Facts About
   Modern Manufacturing

Measuring the Quantity of Manufacturing GDP Is Distorted by High-Tech


Manufacturing’s share of GDP since 1977 has either remained relatively unchanged or declined by nearly one-half depending on whether the value-added is inflation-adjusted or in current dollars. The major issue in measuring activity is quantifying the contribution of computer and electronic products. Government statisticians account for the increased quality of these goods over time through lowering the price indicator for the industry. For example, when the processing speed of semiconductors doubles, that is expressed as a 50% decline in industry prices. If the transaction price was unchanged, then the inflation-adjusted output doubles.

Using a logarithmic scale, the value-added of computer and electronic products (in dollars) increased sevenfold from 1977 to 2013. The industry’s value is broken into a 97% decline in price and a 272-fold increase in quantity. Clearly, having a component that increases 272 times will accelerate the growth in total manufacturing value-added (which grew only 2.5 times) at the expense of the pace of the less rapidly growing components.

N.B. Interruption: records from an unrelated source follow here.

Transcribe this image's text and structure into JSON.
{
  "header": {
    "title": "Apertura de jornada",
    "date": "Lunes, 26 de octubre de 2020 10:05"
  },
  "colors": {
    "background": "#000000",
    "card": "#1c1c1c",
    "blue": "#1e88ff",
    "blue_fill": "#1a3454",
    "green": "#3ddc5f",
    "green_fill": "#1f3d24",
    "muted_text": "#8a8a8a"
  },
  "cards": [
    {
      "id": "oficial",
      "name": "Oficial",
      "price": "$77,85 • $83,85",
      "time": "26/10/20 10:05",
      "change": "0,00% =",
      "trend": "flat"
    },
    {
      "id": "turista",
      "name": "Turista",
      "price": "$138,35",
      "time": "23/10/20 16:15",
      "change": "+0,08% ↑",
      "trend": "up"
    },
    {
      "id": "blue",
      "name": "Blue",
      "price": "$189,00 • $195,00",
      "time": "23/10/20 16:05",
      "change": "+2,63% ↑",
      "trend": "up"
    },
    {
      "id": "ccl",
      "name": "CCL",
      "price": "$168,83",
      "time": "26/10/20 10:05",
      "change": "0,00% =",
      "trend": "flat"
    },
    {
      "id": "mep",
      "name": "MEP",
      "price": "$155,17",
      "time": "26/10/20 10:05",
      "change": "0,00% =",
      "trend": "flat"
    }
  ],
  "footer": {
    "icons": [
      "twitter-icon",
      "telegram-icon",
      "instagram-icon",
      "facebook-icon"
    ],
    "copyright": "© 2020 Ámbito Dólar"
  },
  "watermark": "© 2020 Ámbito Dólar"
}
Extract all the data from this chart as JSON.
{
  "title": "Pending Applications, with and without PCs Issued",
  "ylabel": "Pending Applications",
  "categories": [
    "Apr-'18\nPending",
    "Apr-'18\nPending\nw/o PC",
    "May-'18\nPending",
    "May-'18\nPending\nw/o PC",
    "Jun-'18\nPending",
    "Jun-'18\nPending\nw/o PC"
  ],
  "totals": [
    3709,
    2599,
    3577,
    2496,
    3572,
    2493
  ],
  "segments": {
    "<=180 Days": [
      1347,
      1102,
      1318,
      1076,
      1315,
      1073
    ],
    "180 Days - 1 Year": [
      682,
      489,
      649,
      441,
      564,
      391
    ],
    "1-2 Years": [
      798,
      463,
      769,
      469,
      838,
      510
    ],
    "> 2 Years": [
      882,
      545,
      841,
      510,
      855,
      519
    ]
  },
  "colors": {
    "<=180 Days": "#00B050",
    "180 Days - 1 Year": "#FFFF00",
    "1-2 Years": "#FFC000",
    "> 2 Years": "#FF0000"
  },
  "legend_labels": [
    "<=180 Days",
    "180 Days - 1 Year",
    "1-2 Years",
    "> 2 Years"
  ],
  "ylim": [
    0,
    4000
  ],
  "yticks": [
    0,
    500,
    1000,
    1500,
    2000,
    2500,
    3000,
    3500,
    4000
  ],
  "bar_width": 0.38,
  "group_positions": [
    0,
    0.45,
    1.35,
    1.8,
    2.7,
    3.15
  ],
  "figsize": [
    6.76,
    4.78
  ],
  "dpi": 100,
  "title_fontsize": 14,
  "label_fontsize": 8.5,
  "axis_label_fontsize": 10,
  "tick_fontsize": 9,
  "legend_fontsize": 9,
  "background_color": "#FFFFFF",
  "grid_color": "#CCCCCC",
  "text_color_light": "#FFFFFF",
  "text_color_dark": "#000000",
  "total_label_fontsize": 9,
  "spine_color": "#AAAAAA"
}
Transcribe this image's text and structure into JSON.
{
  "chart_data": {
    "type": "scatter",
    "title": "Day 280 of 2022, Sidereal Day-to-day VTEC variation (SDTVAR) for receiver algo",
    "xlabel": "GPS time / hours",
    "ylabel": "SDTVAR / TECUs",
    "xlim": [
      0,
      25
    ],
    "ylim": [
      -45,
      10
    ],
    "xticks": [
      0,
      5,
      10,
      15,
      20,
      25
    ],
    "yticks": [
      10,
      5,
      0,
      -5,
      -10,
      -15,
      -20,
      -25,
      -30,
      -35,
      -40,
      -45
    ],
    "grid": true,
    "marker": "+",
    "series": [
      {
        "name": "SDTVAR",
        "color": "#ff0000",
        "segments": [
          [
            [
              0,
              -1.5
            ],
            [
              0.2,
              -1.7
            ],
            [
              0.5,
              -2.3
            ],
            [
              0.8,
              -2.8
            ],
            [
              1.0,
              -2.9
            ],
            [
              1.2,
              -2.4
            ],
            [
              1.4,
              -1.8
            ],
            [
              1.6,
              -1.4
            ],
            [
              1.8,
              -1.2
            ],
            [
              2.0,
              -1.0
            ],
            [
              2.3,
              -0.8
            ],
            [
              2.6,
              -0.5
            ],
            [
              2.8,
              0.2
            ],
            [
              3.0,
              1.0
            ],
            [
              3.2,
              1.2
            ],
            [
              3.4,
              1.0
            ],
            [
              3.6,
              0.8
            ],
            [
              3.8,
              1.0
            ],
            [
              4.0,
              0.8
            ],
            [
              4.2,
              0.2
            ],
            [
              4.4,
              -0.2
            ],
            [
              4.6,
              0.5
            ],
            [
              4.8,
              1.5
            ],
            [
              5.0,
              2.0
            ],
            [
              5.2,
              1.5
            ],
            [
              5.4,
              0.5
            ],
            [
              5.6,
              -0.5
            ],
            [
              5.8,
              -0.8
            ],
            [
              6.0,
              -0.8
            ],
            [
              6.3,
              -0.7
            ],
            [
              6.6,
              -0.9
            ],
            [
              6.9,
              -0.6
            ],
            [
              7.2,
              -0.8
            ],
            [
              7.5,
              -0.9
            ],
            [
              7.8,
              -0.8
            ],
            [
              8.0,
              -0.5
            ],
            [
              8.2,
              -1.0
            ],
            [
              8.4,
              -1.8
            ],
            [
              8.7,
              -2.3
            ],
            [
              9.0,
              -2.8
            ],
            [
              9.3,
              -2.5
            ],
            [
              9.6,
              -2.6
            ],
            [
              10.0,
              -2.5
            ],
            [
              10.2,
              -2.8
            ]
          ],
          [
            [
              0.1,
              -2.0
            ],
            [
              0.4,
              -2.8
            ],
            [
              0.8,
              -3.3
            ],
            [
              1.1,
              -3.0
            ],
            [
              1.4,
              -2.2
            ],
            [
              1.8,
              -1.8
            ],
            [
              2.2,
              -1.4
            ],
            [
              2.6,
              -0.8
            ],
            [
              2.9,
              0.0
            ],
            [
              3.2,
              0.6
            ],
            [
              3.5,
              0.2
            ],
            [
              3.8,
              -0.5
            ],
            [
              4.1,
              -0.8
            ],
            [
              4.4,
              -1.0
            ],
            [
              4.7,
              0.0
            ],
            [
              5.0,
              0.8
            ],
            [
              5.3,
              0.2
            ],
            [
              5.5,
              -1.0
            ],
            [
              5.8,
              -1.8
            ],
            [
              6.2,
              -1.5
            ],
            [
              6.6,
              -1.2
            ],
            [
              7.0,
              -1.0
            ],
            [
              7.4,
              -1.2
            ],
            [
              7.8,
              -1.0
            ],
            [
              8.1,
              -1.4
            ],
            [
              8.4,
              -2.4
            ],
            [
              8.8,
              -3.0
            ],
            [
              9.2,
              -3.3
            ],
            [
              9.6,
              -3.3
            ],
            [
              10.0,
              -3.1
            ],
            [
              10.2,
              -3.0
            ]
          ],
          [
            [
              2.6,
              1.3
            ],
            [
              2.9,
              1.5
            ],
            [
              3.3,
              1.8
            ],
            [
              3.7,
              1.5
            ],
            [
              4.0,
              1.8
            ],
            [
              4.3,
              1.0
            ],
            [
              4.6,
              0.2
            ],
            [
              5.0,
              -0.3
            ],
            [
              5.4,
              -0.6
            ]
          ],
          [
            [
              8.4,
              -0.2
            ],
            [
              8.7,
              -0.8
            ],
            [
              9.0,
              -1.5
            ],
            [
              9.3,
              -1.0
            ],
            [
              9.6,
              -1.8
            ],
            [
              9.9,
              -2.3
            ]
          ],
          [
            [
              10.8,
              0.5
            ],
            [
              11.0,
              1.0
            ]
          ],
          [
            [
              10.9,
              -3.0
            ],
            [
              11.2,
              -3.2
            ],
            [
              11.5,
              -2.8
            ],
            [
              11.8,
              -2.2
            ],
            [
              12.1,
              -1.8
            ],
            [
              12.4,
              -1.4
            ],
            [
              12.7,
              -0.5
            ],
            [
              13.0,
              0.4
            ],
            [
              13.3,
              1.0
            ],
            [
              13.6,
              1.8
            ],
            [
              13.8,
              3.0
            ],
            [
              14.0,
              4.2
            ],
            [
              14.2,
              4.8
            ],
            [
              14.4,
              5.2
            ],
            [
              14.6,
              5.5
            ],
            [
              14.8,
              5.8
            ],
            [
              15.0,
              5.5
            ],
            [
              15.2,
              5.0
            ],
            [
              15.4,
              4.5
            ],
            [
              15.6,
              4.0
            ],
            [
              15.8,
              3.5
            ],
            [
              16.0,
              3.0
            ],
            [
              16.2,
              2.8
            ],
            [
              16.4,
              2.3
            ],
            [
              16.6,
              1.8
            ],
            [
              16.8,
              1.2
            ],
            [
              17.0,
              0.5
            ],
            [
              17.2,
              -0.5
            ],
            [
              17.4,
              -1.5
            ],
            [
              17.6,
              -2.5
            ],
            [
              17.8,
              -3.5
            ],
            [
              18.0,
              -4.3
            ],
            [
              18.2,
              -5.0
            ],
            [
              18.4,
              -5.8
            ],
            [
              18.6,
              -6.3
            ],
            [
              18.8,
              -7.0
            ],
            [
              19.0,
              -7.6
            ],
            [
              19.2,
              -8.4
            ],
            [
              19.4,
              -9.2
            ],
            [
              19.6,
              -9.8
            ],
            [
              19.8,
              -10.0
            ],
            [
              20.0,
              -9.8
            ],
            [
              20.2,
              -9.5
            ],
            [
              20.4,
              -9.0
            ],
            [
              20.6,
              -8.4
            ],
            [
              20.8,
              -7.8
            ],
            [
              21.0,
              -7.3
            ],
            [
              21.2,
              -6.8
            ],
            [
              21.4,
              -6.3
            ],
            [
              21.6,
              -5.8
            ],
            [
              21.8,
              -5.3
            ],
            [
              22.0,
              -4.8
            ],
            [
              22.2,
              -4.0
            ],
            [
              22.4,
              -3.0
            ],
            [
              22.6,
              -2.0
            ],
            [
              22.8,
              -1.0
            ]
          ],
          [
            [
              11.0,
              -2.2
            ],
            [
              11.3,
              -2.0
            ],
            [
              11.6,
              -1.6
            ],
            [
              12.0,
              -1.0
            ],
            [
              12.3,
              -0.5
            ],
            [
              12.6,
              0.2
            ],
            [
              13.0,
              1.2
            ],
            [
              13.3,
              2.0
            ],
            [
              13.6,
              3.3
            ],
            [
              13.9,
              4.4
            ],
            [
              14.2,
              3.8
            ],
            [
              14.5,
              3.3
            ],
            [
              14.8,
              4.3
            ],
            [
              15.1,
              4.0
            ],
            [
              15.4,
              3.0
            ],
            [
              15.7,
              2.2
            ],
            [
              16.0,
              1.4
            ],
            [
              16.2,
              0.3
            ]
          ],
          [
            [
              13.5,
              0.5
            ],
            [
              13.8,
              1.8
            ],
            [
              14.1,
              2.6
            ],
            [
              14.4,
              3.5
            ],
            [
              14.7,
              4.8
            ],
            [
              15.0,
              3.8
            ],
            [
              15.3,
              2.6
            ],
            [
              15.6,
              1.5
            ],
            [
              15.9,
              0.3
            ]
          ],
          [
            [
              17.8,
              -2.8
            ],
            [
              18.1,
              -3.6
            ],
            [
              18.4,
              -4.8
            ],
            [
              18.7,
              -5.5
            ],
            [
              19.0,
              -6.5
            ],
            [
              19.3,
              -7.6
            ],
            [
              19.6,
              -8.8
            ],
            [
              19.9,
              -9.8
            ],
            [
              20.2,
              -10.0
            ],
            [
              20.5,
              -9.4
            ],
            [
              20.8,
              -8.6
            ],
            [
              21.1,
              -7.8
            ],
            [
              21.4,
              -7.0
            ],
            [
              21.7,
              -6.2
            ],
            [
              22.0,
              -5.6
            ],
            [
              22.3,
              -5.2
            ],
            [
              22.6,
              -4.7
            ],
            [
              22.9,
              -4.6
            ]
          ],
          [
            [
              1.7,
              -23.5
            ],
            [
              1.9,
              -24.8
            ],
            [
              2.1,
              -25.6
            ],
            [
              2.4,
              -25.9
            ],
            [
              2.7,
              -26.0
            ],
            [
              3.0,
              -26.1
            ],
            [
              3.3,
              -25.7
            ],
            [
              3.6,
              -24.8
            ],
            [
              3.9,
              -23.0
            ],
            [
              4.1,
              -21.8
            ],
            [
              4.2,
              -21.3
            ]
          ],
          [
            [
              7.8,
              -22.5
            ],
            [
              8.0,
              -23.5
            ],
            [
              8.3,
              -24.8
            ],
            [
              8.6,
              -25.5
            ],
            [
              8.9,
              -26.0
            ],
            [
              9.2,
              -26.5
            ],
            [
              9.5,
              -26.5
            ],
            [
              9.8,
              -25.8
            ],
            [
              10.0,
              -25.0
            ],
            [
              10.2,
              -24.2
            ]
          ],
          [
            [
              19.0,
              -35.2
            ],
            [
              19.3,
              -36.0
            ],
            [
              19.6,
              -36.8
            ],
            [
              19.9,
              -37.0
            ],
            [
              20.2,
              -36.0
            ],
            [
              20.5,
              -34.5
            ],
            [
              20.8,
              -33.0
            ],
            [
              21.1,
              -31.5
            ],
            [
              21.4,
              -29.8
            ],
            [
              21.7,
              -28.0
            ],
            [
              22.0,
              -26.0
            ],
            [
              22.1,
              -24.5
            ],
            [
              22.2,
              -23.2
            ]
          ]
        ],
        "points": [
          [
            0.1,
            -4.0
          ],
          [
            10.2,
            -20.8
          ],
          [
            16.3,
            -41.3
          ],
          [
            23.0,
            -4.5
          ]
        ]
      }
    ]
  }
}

Manufacturing is in the enviable position of spawning a new super fast–growing industry (when quality-adjusted), but the fact is that computer and electronic products’ value-added in dollars is only 1.5% of total GDP and 12.6% of overall manufacturing value-added. When this segment is removed from the quantity change in total GDP and overall manufacturing, the pace of manufacturing physical volume growth compared with that of the overall economy is substantially different.